Les États restent les laboratoires de la politique sur le cannabis
À la fin de son mandat en 2016, un journaliste a interrogé le président Obama sur les raisons pour lesquelles son administration n’avait pas fait davantage pour faire avancer la politique sur le cannabis. Obama a répondu : « Il y a quelque chose dans cette idée que les États sont des laboratoires de la démocratie. » En clair, il a esquivé la question.
La phrase d’Obama provient d’un avis de la Cour suprême des États-Unis de 1932, où le juge Brandeis a soutenu que « un seul État courageux peut, si ses citoyens le souhaitent, servir de laboratoire et tenter de nouvelles expériences sociales et économiques sans risque pour le reste du pays. » Huit ans ont passé depuis cette interview, et bien que 38 États aient des politiques sur le cannabis médical et 24 autres sur le cannabis récréatif, ce sont toujours les États qui mènent les expérimentations.

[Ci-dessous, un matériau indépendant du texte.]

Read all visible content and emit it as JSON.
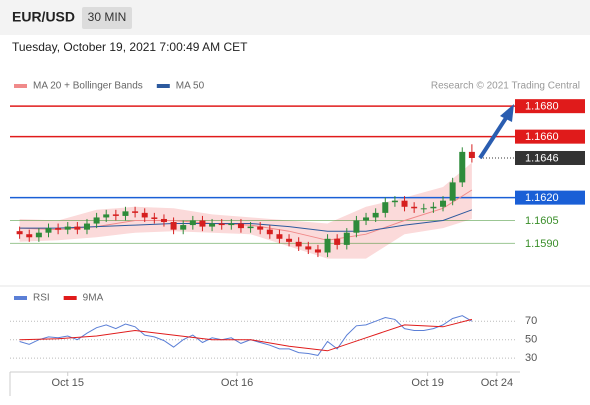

Bien que l’ancien président Biden ait franchi la plus grande étape jusqu’à présent en matière de réforme fédérale du cannabis, il faudra encore beaucoup de temps avant que ces changements n’atteignent les États. La reclassification au niveau fédéral ne résoudra pas de nombreux problèmes auxquels sont confrontés les programmes étatiques de cannabis médical et récréatif. Ainsi, les États continueront d’expérimenter, techniquement en défiant la loi fédérale, même si le gouvernement fédéral commence enfin à se rapprocher d’eux en reconnaissant la demande publique de changements dans les lois nationales sur les drogues.